Watching him go nuts on the board was genuinely amazing. Pure math, everything made logical sense. I could follow along, understand the derivations, see how one step led to the next. And therein lay my problem.
The High School Trap
I had a super easy time during high school. Never really had to study. That gift turned into a curse: terrible study habits that university was about to expose.
I’d watch Tião work his magic on the board, understand everything in the moment, and think “yeah, I got this.” I was wrong. Understanding in class and being able to reproduce it on an exam are two very different things.
First exam: 25/100. Second exam: 35/100 (after what I thought was “enough” studying).

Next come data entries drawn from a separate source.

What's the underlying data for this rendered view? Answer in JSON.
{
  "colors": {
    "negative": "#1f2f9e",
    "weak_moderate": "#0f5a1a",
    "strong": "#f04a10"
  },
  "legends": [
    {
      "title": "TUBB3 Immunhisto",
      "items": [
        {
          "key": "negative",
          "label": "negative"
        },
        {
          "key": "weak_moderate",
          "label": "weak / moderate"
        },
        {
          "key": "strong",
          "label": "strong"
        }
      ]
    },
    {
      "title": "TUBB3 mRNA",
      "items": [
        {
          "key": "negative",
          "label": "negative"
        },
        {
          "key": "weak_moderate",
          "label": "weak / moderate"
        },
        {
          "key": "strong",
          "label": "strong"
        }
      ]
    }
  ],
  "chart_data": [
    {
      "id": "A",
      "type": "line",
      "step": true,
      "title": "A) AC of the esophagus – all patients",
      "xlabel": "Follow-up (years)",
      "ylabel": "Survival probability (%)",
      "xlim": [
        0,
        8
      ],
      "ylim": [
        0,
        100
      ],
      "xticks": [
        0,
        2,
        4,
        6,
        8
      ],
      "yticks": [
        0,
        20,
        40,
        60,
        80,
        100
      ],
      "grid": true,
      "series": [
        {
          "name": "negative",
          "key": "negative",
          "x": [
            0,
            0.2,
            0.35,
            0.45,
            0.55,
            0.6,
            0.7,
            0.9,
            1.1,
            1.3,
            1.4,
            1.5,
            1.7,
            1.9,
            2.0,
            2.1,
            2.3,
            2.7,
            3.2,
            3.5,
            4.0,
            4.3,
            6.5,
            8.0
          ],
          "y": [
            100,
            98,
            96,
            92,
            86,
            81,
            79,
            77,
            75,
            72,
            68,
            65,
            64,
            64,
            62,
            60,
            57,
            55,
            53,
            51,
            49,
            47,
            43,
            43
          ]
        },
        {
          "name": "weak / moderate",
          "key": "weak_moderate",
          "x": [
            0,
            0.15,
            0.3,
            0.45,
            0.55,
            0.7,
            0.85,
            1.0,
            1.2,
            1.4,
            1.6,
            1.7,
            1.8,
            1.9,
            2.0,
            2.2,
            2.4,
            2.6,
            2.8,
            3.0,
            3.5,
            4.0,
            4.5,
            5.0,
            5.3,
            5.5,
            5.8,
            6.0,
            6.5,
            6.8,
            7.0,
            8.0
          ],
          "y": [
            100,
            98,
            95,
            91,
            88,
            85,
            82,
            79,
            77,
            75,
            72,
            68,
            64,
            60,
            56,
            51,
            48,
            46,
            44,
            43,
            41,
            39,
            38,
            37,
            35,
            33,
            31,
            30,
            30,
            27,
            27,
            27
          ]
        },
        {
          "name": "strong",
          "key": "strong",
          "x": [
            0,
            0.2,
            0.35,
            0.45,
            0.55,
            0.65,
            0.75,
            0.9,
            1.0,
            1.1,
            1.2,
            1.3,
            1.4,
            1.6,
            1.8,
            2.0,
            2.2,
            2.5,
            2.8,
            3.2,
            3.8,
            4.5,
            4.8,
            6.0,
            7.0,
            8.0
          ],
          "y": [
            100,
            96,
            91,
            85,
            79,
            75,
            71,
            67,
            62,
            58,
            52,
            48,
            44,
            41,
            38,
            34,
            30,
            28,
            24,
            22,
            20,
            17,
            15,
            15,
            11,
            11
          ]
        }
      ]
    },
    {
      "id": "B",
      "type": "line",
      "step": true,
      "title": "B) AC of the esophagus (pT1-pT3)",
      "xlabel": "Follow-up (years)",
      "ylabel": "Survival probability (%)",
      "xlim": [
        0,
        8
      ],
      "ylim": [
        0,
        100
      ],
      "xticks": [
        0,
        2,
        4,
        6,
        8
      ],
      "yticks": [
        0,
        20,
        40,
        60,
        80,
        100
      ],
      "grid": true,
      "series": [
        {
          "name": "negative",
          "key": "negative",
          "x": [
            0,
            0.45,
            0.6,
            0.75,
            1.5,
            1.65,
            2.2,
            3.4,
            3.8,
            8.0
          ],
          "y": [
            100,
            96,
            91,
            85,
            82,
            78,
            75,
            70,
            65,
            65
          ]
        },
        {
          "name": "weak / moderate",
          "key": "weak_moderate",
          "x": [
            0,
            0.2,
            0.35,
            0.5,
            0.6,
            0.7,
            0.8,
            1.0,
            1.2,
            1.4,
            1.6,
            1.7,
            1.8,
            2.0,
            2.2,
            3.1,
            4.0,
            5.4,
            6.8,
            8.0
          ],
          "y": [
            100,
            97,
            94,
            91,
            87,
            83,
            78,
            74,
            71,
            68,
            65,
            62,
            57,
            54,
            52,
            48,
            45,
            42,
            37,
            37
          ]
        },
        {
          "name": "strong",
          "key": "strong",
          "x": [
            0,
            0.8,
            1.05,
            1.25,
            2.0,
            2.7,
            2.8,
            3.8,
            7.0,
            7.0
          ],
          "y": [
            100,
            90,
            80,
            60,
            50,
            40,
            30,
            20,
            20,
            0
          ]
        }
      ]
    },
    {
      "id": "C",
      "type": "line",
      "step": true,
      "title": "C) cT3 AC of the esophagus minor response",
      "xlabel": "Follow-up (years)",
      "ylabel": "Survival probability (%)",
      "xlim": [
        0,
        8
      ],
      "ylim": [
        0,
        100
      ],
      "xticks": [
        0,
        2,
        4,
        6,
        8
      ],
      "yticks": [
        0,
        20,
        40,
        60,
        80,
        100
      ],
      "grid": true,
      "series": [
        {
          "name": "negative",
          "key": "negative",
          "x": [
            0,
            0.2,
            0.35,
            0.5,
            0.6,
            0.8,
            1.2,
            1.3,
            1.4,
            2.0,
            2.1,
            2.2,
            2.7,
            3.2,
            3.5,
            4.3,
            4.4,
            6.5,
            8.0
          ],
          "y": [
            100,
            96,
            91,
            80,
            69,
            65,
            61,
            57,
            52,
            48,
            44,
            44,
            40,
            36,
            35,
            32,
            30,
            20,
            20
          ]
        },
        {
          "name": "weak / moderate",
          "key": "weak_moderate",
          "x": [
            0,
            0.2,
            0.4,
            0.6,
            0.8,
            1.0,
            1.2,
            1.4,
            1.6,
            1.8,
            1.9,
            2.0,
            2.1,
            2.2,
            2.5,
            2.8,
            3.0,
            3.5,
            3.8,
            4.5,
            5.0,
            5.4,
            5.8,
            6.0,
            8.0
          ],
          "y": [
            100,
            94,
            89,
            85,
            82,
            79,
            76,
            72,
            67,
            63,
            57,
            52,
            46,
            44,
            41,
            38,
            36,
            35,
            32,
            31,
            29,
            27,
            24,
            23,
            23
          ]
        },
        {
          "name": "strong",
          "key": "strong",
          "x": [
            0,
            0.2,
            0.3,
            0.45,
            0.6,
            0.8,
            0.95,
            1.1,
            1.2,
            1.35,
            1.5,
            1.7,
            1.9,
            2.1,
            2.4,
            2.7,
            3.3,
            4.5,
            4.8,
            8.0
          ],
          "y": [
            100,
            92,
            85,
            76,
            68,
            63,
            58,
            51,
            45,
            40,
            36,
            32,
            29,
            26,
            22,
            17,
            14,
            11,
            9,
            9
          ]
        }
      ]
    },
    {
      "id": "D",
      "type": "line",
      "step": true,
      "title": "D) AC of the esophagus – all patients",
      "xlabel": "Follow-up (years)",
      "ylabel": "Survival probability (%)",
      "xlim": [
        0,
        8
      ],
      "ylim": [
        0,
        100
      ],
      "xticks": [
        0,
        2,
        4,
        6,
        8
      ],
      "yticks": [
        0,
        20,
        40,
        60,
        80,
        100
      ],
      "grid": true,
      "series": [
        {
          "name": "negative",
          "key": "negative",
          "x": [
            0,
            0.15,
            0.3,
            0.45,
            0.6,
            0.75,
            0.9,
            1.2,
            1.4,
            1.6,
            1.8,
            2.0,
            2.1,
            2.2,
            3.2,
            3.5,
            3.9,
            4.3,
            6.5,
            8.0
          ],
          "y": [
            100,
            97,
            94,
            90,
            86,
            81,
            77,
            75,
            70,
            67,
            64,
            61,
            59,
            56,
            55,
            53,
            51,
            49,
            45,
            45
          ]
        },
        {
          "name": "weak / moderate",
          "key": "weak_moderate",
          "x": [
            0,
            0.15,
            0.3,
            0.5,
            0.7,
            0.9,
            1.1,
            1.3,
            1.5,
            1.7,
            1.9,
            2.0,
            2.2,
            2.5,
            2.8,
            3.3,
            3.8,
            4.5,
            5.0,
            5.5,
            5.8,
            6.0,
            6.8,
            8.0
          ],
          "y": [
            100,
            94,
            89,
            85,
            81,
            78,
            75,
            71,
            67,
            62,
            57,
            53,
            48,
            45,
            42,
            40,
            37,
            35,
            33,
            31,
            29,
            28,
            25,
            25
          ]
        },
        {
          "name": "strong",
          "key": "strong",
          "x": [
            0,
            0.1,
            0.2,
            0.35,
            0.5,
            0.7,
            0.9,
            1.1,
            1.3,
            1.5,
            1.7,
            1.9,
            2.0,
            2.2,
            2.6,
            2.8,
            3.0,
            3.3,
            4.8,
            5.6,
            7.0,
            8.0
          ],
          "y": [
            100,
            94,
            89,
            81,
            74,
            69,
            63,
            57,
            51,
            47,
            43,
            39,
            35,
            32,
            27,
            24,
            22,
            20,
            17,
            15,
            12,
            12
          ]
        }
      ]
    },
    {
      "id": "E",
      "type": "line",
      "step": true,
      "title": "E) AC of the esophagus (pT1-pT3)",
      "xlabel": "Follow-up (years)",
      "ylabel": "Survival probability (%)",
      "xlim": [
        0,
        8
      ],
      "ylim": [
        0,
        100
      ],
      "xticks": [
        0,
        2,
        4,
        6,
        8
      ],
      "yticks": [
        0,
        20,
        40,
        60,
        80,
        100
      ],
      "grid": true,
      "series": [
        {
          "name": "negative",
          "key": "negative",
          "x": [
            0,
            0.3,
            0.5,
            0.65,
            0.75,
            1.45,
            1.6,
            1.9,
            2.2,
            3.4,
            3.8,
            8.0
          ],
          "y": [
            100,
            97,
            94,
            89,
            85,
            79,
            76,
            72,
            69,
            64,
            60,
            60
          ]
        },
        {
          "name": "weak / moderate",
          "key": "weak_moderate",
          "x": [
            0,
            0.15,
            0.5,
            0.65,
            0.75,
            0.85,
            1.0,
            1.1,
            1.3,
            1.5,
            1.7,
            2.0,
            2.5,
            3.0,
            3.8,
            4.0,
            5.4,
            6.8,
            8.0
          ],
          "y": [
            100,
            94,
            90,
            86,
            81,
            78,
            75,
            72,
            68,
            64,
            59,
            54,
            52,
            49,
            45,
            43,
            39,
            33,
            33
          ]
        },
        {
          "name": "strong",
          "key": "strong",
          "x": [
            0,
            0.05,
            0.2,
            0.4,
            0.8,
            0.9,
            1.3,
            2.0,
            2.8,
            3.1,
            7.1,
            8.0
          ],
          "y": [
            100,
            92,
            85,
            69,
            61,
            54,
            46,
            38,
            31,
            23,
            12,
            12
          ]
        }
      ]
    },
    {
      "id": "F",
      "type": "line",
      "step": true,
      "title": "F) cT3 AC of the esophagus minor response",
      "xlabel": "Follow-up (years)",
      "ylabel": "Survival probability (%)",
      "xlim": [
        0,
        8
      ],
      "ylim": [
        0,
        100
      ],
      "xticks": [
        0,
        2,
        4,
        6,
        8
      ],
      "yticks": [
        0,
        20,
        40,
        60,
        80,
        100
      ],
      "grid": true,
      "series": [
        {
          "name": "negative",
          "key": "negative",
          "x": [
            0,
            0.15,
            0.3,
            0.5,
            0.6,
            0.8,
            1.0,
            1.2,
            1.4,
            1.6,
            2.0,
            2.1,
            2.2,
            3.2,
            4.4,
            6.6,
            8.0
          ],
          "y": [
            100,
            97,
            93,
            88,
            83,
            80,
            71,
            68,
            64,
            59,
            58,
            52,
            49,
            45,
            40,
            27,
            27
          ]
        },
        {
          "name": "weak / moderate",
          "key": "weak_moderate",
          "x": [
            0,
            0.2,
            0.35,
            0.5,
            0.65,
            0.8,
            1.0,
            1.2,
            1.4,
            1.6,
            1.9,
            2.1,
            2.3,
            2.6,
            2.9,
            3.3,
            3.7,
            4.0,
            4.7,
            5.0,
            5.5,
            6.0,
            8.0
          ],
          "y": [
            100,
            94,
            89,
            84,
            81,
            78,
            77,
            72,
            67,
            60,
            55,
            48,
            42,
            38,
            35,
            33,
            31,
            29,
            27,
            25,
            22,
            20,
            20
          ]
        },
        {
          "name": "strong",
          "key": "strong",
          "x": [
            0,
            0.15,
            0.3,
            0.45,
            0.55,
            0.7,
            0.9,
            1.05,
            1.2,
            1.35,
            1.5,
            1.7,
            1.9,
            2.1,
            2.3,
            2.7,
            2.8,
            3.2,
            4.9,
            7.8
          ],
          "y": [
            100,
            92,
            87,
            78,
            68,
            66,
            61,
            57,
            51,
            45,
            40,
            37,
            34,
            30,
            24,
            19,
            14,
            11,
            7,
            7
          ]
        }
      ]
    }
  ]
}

Average: 30. Held for finals.
The Context (2010)
YouTube existed, but it wasn’t the educational powerhouse it is today. And even if it was, I was living at my grandma’s farm with nothing but a horrible 3G USB stick for internet. Streaming video? Forget it. Loading a webpage was an achievement.
This was the era of flash drive culture. Downloaded materials passed hand to hand like samizdat literature. Someone finds something good, they copy it to a drive, pass it on. Educational content spreading through sneakernet.
The Mystery Professor
One day, someone handed me a flash drive with hundreds of videos. Some professor from somewhere. I have no idea who he was or where the recordings came from. Just a voice and a screen.
The setup was beautifully primitive: some paint program on Linux, and he’d draw out the calculations with his mouse. Differentials, integrals, one after another. No fancy animations, no production value. Just a guy methodically working through problem after problem, mouse-drawn equations appearing on screen.
It was exactly what I needed.
The Grind
I spent two weeks watching those videos almost 24/7. Pausing, rewinding, working through problems alongside the mystery professor. When I ran out of his examples, I hunted down veterans (older students who’d already passed the class) and got them to hand over their old exams for practice.
I studied like I’d never had to study before. Not because I suddenly loved calculus, but because failure wasn’t an option and I’d finally found a method that worked for my brain.
The Result
Final exam: 100/100. Perfect score.
Now here’s where Tião proved he was as generous as he was talented. The normal rule was: (your average + final) / 2 needs to be over 50 to pass. That would’ve given me (30 + 100) / 2 = 65. Passing, but nothing special.
But Tião gave us an extra chance: the final grade would also replace your lowest exam score. So my 25 became a 100.
The math:
- New average: (100 + 35) / 2 = 67.5
- Final calculation: (67.5 + 100) / 2 = 83.75
From nearly failing to one of the highest grades in the class.
Sometimes you just need to find your footing. Sometimes your savior is an anonymous professor drawing integrals with a mouse in a Linux paint program, passed to you on a flash drive through the sneakernet. And sometimes you need a legendary mustached professor who believes in second chances.